The government is teaming up with about 260 companies and institutions to join the race for leadership in the AI agent ecosystem.
The Ministry of Science and ICT held the launch ceremony of the "Agentic AI Alliance" at L Tower in Seoul on Tuesday and officially activated four working groups covering industry, technology, ecosystem, and safety and trust.
Ryu Je-myung (류제명), the ministry's second vice minister, said AI competition goes beyond a race in technology to a contest for control of the ecosystem. He said the government would boost the global competitiveness of Korean companies and ensure agentic AI leads to changes people can feel in daily life.
Agentic AI refers to AI that goes beyond question-and-answer functions to make decisions and act on its own. Global big tech companies such as OpenAI, Google and Microsoft have already moved to seize the agent ecosystem, and South Korea is responding through public-private cooperation.
Cho Joon-hee (조준희), head of the industry AX and ecosystem subcommittee at the National AI Strategy Committee, said the time for choosing between reliance on foreign technology and building an independent ecosystem is over. He stressed it was time to act.
The alliance will be run under private-sector leadership. The government will play a supporting role through regulatory improvements, policy coordination and support for demonstrations.
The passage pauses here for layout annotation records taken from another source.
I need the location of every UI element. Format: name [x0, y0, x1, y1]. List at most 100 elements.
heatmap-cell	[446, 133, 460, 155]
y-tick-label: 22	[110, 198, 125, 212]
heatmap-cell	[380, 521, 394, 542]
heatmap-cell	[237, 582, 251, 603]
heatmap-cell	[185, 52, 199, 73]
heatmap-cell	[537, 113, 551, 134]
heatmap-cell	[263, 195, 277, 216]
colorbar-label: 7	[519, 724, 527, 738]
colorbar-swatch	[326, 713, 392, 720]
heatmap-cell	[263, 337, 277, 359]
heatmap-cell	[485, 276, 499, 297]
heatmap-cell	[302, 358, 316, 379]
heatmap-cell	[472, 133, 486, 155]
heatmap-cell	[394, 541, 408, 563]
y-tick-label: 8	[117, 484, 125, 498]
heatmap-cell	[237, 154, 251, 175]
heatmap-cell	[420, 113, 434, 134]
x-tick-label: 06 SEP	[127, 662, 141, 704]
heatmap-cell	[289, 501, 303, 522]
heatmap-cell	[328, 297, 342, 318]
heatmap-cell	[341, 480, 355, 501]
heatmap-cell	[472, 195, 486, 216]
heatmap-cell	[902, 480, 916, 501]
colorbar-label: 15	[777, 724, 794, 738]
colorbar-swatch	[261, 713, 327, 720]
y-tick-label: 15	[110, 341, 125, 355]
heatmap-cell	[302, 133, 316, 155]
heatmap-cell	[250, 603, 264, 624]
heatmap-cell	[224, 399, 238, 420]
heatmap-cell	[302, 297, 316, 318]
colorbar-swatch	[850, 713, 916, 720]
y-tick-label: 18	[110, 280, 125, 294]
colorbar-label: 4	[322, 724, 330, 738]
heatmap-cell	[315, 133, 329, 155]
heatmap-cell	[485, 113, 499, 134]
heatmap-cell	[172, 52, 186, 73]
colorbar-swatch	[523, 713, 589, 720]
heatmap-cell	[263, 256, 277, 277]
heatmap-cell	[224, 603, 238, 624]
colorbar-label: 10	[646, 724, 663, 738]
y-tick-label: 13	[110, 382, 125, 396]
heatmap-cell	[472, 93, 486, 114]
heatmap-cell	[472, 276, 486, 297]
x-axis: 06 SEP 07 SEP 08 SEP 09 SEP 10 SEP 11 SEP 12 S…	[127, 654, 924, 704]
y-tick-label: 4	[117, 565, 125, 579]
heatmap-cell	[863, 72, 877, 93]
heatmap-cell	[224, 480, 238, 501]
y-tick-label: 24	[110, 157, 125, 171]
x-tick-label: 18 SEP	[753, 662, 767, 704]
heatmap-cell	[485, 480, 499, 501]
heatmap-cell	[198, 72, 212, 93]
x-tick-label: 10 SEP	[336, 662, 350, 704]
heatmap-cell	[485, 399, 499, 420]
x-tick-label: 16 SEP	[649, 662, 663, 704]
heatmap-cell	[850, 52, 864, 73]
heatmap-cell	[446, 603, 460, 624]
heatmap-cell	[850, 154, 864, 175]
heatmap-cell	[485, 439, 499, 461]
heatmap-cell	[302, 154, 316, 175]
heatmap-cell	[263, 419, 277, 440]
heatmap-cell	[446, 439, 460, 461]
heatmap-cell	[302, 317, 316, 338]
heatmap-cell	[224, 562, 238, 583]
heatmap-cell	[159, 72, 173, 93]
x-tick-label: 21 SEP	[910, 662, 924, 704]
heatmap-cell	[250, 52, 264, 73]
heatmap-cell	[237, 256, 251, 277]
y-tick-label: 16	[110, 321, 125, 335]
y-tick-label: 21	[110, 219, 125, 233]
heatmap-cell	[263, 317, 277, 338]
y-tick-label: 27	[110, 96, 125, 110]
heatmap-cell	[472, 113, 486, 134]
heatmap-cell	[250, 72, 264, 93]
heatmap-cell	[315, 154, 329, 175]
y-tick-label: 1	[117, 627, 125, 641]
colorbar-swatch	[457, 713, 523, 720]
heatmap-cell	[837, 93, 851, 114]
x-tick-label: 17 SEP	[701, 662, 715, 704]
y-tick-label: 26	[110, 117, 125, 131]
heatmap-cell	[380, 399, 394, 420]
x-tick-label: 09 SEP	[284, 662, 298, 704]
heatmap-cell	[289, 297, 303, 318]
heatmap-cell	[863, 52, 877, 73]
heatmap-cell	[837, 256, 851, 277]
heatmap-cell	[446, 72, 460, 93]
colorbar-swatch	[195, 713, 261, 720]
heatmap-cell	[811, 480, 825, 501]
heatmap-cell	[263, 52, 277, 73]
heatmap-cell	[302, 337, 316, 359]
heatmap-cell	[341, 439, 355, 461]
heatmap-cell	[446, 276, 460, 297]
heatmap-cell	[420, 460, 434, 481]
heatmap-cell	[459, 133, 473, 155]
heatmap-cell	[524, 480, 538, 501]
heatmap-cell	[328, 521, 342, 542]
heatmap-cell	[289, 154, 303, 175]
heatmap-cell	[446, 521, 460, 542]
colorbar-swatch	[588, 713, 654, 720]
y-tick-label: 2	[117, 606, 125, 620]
The operational direction for each of the four working groups is as follows. The industry group, led by Dong-hoon Shin, head of the NC AI AX Tech Center, will focus on matching demand companies with suppliers. Geon-su Kim, head of NC AI, who presented on behalf of Shin, cited three key challenges in the field: unclear accountability, uncertainty over standards and interoperability, and the lack of a venue linking demand and supply. The group plans to hold an April kickoff, form small groups by industry in June, and aim for visible results by December.
The technology working group, led by Gi-jeong Jeon of LG AI Research's service development division, will focus on securing interoperability based on existing protocols such as Model Context Protocol (MCP) and agent-to-agent (A2A), and on developing a domestic agent coding benchmark. Jeon said LG AI Research is already operating a multi-agent development environment in which frontend, backend and QA agents collaborate within a Slack channel.
In connection with this, Byeong-su Baek (백병수), director-general for digital talent development at the ministry, said the idea is not to create new protocols such as MCP but to add compliance on top of what already exists. He said China is attempting to develop its own protocols, but it would not be easy for South Korea to realistically follow suit.
Se-woong Kim (김세웅), a Kakao vice president and head of the ecosystem working group, proposed tasks including an orchestration structure and marketplace design to connect individual agent services. Kim distinguished between AI agents as individual vertical services and agentic AI as a higher layer that connects and orchestrates them.
The safety and trust working group will be led by Dae-seon Choi (최대선), head of Soongsil University's AI Safety Research Center. It aims to build a safety evaluation system tailored to the characteristics of agents. Choi said an agent can hand over a user's authority to another agent, which then calls another service, meaning a single error can trigger a chain reaction. He stressed that if the safety and trust group fails, the entire alliance fails.